Consommation à domicile : une baisse des volumes compensée par des hausses de prix
Selon une synthèse conjoncturelle publiée par Agreste, le service de statistiques du ministère de l'Agriculture, les Français ont acheté en 2025 0,8 % de viande de boucherie en moins pour leur consommation à domicile par rapport à 2024, tandis que le prix moyen d'achat augmente de 1,2 % (après +0,6 % en 2024). Ces évolutions traduisent des arbitrages budgétaires : la part des dépenses consacrée à l'alimentation à domicile reste majoritaire, mais elle est réorientée en fonction du prix et du pouvoir d'achat.
Agreste précise que ce recul concerne principalement la viande fraîche (hors produits élaborés) et les viandes congelées, alors que les produits élaborés et la charcuterie ont vu leurs quantités achetées légèrement progresser — malgré des mouvements de prix différenciés.
« Bien que la consommation de viande hors domicile se développe, les dépenses des ménages français restent fortement destinées aux achats pour leur consommation à domicile. »

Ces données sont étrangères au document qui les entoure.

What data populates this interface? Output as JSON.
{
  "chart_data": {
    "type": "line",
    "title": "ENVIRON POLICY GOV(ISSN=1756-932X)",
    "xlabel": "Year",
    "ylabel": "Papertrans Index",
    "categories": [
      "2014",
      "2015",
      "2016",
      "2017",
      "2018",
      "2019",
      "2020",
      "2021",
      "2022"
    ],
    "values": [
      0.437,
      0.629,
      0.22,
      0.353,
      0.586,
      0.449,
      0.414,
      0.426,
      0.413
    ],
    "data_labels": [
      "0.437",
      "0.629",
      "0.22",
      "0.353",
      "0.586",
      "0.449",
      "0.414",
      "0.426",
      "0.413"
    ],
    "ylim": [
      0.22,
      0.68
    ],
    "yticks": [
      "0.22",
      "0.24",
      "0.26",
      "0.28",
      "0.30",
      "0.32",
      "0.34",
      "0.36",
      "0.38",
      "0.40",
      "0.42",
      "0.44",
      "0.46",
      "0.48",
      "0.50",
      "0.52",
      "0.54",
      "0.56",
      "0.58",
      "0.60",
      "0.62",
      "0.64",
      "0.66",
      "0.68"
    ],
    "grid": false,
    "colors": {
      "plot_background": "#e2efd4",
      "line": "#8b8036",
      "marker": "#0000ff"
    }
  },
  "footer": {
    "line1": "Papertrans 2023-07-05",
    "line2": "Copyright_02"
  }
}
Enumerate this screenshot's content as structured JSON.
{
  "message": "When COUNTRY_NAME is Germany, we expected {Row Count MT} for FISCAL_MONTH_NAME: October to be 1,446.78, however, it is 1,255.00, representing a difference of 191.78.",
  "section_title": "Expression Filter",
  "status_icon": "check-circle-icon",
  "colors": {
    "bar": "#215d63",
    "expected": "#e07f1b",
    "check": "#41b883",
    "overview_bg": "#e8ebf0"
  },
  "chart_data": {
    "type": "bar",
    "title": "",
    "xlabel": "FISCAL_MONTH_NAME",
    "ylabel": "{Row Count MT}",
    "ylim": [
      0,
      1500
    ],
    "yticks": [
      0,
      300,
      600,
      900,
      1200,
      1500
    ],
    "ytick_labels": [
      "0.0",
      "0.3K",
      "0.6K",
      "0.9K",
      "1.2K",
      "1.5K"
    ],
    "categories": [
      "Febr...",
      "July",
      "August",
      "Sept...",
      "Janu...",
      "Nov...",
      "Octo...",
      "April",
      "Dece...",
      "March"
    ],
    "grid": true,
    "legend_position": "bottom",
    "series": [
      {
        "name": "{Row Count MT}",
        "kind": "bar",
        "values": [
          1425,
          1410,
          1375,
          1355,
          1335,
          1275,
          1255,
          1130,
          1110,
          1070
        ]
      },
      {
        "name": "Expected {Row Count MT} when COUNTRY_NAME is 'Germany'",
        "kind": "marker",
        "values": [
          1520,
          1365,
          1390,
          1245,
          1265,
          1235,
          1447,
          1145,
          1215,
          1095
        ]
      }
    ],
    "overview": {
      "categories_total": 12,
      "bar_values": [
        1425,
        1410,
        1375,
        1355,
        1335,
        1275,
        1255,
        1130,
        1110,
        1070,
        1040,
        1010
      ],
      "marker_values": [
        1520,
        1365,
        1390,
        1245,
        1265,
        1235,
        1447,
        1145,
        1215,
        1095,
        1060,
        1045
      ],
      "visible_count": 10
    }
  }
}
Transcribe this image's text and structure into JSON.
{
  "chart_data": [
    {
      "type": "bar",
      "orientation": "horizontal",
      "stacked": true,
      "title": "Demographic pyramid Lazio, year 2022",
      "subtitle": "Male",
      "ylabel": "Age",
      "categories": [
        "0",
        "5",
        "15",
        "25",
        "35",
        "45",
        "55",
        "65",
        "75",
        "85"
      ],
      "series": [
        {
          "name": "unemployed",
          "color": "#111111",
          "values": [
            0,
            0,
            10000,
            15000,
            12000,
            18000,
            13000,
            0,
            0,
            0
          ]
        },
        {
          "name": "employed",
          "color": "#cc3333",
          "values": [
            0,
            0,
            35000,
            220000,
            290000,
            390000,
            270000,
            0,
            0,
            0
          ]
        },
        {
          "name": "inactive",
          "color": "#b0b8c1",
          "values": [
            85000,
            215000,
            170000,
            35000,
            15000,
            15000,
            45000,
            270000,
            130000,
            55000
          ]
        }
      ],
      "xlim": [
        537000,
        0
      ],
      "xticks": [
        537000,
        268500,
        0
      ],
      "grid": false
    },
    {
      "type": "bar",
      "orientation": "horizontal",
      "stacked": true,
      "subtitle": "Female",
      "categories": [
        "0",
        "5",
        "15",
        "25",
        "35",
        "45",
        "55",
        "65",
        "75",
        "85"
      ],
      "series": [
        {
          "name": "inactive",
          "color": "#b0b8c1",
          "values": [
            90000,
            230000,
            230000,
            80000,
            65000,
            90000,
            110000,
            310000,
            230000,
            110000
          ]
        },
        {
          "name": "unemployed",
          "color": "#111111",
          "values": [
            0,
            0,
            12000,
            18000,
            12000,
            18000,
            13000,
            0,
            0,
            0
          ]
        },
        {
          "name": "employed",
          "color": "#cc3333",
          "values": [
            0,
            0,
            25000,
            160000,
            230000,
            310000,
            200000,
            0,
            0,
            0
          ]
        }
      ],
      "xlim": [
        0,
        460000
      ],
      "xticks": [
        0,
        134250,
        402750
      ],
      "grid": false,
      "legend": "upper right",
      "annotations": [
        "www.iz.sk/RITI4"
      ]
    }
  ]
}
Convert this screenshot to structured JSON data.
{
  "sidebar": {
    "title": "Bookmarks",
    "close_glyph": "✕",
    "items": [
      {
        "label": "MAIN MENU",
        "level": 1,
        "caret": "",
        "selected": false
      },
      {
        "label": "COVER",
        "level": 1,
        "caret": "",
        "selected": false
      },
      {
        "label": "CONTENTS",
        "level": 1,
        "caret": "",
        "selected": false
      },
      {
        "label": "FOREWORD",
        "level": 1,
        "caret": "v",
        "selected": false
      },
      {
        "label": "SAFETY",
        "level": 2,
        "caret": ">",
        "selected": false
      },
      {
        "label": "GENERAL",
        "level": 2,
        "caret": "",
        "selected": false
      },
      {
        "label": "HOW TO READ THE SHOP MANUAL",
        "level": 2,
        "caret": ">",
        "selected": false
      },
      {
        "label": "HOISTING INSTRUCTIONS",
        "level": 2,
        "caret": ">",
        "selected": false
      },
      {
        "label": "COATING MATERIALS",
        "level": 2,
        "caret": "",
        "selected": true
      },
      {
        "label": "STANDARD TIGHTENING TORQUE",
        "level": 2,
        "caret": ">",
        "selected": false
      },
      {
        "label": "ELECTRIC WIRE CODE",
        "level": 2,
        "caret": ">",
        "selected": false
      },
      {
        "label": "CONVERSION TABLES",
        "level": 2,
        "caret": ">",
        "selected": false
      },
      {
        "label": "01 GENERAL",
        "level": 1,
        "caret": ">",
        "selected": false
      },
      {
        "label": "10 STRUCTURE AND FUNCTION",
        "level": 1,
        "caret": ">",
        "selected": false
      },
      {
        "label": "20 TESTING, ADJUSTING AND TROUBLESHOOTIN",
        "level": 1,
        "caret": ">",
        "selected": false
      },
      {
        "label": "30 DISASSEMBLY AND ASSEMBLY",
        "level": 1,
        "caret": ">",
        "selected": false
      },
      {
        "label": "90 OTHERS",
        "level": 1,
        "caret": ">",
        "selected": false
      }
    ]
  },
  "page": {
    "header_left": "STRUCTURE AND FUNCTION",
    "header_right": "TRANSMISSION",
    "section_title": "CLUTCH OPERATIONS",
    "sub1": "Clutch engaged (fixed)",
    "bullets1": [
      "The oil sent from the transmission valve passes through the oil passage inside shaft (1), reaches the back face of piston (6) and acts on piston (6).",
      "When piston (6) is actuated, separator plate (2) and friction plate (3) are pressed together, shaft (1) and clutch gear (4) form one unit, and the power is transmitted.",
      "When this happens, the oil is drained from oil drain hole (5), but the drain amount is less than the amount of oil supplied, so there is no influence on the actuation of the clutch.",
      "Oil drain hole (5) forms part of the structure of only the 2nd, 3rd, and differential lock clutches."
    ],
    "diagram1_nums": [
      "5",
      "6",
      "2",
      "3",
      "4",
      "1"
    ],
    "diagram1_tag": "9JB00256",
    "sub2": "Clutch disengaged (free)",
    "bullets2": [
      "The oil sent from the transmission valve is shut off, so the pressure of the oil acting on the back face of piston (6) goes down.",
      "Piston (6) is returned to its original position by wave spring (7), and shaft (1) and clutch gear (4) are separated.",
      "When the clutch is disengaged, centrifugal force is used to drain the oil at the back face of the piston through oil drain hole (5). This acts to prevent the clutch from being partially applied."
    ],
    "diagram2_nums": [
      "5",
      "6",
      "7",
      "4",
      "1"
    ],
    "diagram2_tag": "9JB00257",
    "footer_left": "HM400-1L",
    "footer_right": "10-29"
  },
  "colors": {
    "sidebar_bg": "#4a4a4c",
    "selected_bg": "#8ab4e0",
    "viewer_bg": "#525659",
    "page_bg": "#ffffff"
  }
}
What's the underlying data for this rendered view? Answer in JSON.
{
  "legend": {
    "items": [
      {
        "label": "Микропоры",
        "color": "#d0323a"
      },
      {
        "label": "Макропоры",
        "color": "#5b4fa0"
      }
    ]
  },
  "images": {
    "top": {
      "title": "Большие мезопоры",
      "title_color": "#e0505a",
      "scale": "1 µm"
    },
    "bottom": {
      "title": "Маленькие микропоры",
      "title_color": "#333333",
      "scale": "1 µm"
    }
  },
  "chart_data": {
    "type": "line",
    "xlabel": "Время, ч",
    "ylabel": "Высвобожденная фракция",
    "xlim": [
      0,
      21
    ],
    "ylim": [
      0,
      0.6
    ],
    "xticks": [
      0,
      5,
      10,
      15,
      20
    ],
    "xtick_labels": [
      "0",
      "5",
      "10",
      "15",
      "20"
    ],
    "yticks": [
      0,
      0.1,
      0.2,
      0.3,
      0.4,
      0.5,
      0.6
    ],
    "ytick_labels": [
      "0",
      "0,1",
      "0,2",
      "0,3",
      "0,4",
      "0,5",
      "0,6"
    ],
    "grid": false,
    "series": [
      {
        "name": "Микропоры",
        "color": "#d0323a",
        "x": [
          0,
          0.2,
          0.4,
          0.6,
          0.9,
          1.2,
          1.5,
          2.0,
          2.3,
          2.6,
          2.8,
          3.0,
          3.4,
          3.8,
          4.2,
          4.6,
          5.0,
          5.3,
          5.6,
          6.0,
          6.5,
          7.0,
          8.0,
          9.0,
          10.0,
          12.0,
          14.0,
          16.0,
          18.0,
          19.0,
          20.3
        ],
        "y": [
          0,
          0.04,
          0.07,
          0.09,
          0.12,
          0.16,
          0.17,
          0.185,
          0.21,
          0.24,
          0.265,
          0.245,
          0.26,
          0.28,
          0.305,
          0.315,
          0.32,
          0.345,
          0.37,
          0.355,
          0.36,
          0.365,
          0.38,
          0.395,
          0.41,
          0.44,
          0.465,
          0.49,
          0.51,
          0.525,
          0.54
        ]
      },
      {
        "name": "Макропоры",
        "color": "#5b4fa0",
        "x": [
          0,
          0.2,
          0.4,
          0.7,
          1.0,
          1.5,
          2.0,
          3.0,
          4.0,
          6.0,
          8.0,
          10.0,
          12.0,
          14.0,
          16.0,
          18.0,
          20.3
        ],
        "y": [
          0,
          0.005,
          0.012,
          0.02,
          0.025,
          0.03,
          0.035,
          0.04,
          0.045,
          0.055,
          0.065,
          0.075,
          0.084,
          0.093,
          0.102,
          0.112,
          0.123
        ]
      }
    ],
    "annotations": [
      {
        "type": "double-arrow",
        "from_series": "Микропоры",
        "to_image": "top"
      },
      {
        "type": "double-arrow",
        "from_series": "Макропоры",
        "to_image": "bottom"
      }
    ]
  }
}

Des différences marquées selon les espèces
La hausse des prix pèse de façon inégale. En 2025, les prix d'achat du veau, du bœuf et de l'agneau augmentent fortement, tandis que ceux du porc reculent. Dans ce contexte, les quantités achetées par les ménages diminuent pour les viandes bovines et ovines — familles déjà parmi les plus coûteuses — alors que le porc voit ses volumes augmenter. Parallèlement, les achats de volaille progressent légèrement, malgré une hausse du prix moyen : la volaille élaborée se vend mieux, tandis que la volaille fraîche marque le pas.
Ce que cela signifie pour le budget des foyers
Concrètement, pour un foyer qui consommerait habituellement 100 € de viandes de boucherie par mois, une hausse moyenne de 1,2 % se traduirait par une dépense supplémentaire d'environ 1,20 € si les volumes restaient constants. Mais la baisse des quantités achetées (-0,8 %) montre que de nombreux ménages ajustent leurs achats : privilégier le porc ou les produits élaborés, réduire les portions de bœuf et d'agneau, ou davantage recourir à la restauration hors domicile pour certains types de consommation.
- Prix moyens : +1,2 % en 2025 (après +0,6 % en 2024).
- Volumes totaux : -0,8 % en 2025 par rapport à 2024.
- Tendances par espèce : hausse des prix pour veau, bœuf, agneau ; recul pour le porc ; volaille en légère hausse de volumes.
Impacts sectoriels et perspectives
Pour les producteurs et la filière, ces signaux renvoient à des arbitrages entre prix et volumes : la demande se contracte pour les segments les plus chers, ce qui peut peser sur les revenus des éleveurs bovins et ovins si les volumes vendus continuent de baisser. À l'inverse, la demande pour le porc et certains produits élaborés pourrait soutenir ces marchés. Enfin, la croissance de la restauration hors domicile, évoquée par Agreste, reste un facteur à surveiller : elle peut absorber une part de la consommation de viande tout en modifiant la nature des achats alimentaires des ménages.
| Indicateur | Variation 2025 vs 2024 |
|---|---|
| Prix moyens des viandes de boucherie | +1,2 % |
| Volumes totaux achetés | -0,8 % |
| Prix 2024 (référence) | +0,6 % (hausse observée en 2024) |
Pour les ménages qui doivent adapter leur budget alimentaire, il s'agit d'un nouveau signal : face à des viandes plus chères, la substitution vers des produits moins onéreux (porc, préparations, charcuterie) ou la réduction des quantités est déjà effective. Sur le long terme, ces mouvements influenceront aussi l'offre et les stratégies tarifaires de la filière viande en France.